Zing Forum

Reading

HealthGPT: A Large-Scale Multimodal Medical Model Unifying Medical Visual Understanding and Generation

The HealthGPT model proposed by the Zhejiang University team unifies medical image understanding and generation capabilities through heterogeneous knowledge adaptation technology, and has been recognized with a Spotlight at ICML 2025.

医学AI多模态模型视觉语言模型ICML医学影像图像生成浙江大学医疗大模型
Published 2026-05-08 05:41Recent activity 2026-05-08 10:07Estimated read 5 min
HealthGPT: A Large-Scale Multimodal Medical Model Unifying Medical Visual Understanding and Generation
1

Section 01

Introduction: HealthGPT—A Multimodal Medical Model Unifying Medical Visual Understanding and Generation

The Zhejiang University team proposed the HealthGPT model, which for the first time unifies medical image understanding and generation within a single framework using heterogeneous knowledge adaptation technology. This achievement has been recognized with a Spotlight at ICML 2025. HealthGPT addresses the resource waste and performance bottlenecks of traditional medical AI's separate design, providing an efficient multimodal solution for medical scenarios.

2

Section 02

Research Background and Challenges

In the field of medical AI, there are conflicting needs for understanding medical images and generating medical images. Traditional separate models cannot share knowledge, leading to resource waste and performance bottlenecks. How to integrate visual understanding and generation capabilities within a unified framework has become a key issue to be solved urgently.

3

Section 03

Core Technical Innovations: Heterogeneous Knowledge Adaptation and Unified Framework

Heterogeneous Knowledge Adaptation Mechanism

  • Cross-modal alignment: Establish precise mapping between visual features and medical concepts
  • Hierarchical knowledge fusion: Multi-level integration from pixel level to semantic level
  • Dynamic knowledge retrieval: Adaptive invocation of relevant knowledge

Unified Understanding-Generation Framework

Adopts a unified Transformer architecture, switches between dual tasks via task prompts and attention mechanisms, achieving knowledge sharing, improved data efficiency, and guaranteed semantic consistency.
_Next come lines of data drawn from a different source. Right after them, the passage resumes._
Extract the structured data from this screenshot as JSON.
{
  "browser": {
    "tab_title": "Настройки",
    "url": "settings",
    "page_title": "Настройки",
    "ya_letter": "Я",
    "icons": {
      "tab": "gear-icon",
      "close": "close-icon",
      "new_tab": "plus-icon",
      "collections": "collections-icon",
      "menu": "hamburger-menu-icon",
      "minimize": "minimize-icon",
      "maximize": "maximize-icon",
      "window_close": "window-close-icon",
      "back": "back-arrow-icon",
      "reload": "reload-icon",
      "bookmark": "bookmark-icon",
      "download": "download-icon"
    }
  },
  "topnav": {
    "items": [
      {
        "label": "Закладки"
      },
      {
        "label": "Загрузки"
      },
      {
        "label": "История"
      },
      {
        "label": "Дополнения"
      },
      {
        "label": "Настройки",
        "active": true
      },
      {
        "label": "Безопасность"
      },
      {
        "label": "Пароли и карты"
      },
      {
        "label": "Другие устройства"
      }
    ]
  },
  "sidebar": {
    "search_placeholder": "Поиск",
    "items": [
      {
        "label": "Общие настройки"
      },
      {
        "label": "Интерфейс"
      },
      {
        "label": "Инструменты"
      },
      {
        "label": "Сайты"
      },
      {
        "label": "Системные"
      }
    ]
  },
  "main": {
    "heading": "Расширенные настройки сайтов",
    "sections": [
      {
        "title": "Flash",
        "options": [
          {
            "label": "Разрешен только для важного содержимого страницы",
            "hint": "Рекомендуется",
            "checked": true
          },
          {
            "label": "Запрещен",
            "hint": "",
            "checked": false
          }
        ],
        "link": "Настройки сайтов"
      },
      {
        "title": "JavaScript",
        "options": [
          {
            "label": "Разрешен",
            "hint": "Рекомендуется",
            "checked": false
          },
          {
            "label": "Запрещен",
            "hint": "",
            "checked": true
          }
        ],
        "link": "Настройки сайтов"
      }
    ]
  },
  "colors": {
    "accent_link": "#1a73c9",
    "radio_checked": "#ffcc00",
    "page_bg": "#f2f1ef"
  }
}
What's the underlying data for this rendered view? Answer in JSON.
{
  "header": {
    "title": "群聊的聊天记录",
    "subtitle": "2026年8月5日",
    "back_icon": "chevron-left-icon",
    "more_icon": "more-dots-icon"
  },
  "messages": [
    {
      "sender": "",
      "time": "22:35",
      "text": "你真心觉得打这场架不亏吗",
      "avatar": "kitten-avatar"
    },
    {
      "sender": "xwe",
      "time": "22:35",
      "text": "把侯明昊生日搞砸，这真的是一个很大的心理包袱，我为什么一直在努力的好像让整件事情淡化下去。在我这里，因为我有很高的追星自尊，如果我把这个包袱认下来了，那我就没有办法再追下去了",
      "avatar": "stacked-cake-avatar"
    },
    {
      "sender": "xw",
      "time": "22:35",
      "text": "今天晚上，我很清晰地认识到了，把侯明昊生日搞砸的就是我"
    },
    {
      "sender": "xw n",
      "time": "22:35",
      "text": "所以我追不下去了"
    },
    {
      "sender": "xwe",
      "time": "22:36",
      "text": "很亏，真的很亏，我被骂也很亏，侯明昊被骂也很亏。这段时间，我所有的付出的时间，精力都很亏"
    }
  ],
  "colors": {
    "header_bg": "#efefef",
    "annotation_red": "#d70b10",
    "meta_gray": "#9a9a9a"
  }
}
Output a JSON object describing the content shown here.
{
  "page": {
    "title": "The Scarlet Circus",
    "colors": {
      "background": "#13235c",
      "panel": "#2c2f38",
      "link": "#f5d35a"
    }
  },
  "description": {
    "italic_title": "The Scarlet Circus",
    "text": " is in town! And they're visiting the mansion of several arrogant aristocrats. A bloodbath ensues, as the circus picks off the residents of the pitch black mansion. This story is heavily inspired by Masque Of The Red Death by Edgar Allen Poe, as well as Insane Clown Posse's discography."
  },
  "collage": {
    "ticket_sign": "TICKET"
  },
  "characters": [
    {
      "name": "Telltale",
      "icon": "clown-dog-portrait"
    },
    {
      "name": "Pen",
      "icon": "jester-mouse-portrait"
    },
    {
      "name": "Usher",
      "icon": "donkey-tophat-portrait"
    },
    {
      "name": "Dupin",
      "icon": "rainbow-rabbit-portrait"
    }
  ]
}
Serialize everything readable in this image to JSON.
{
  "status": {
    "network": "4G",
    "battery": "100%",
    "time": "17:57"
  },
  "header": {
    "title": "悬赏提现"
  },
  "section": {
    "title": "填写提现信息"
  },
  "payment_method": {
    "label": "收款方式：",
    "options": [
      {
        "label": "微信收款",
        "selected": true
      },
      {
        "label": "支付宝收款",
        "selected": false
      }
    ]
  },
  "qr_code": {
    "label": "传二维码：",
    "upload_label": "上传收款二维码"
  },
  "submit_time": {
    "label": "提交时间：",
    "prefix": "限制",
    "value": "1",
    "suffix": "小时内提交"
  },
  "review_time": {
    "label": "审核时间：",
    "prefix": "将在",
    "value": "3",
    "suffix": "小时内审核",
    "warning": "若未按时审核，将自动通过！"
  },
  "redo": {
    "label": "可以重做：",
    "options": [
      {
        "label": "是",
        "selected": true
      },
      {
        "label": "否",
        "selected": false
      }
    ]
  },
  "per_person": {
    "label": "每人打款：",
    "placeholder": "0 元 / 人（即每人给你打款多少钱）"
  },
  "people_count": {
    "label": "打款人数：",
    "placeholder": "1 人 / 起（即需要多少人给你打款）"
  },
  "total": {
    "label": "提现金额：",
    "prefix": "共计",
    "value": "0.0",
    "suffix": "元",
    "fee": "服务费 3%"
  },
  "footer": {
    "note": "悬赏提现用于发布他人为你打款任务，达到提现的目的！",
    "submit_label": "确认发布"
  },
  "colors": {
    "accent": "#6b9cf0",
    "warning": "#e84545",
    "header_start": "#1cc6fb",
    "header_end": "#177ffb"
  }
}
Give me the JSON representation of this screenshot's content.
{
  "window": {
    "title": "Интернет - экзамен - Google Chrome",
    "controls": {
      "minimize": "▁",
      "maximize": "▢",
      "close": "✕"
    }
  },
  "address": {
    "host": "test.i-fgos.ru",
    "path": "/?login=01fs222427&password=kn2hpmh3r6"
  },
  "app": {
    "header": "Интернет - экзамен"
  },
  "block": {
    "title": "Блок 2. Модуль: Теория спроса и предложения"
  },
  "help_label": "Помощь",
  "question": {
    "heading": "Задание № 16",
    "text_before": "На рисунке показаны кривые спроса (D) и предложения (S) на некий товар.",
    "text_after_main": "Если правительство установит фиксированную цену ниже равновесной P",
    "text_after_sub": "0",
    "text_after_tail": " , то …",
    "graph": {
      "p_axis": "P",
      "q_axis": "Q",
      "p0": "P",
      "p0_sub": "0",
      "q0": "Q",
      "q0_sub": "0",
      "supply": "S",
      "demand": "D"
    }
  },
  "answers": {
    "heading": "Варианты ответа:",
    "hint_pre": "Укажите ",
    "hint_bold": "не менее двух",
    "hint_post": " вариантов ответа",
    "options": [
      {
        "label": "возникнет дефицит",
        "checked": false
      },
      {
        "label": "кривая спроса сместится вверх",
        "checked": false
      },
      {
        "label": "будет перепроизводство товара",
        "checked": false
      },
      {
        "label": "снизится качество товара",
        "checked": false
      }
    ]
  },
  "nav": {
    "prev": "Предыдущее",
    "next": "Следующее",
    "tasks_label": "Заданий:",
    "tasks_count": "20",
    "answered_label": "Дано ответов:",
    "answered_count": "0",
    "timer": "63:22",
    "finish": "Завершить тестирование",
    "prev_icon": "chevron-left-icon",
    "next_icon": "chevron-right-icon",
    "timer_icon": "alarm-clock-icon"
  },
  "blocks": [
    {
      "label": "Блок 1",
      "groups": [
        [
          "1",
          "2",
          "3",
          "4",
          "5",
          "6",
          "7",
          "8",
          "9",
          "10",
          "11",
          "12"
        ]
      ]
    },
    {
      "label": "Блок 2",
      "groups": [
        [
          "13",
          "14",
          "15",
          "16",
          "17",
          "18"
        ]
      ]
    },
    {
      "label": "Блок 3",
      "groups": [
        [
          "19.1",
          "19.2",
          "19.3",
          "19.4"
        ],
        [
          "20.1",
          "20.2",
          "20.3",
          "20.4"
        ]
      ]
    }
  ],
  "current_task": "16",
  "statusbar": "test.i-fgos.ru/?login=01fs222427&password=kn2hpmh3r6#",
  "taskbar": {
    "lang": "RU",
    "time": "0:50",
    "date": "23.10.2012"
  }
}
Large-Scale Medical Pre-Training

Based on multimodal datasets such as X-rays and CT scans, uses a combination of contrastive learning and generative learning objectives for pre-training.

4

Section 04

Model Capabilities and Application Scenarios

Medical Image Understanding

  • Lesion detection and localization
  • Disease classification and diagnosis
  • Image report generation
  • Visual question answering

Medical Image Generation

  • Text-to-image synthesis
  • Image editing and restoration
  • Data augmentation
  • Multimodal conversion

Unified Interaction Interface

Supports natural language interaction, lowering the threshold for clinical use.

5

Section 05

Experimental Validation and Performance

  • Understanding tasks: Reaches or exceeds the level of specialized models in tasks such as classification and segmentation
  • Generation tasks: Image visual quality and medical accuracy reach clinically usable levels
  • Cross-task transfer: Improves few-shot learning performance through knowledge transfer
6

Section 06

Open-Source Contributions and Community Impact

The team open-sourced code, pre-trained weights, dataset tools, and documentation to promote the popularization of medical AI technology and assist researchers in building applications.

7

Section 07

Current Limitations and Future Directions

Limitations

  • Data privacy limits training scale
  • Generated images require clinical validation
  • Insufficient professional coverage

Future Directions

  • Federated learning for privacy-preserving training
  • Fine-grained knowledge injection
  • Deep fusion of multimodal data
  • Enhanced interpretability
8

Section 08

Summary and Outlook

HealthGPT is an important milestone in medical multimodal large models, and the ICML 2025 Spotlight recognition reflects academic attention. It is expected to play a key role in fields such as auxiliary diagnosis and medical education in the future, benefiting patients and medical workers.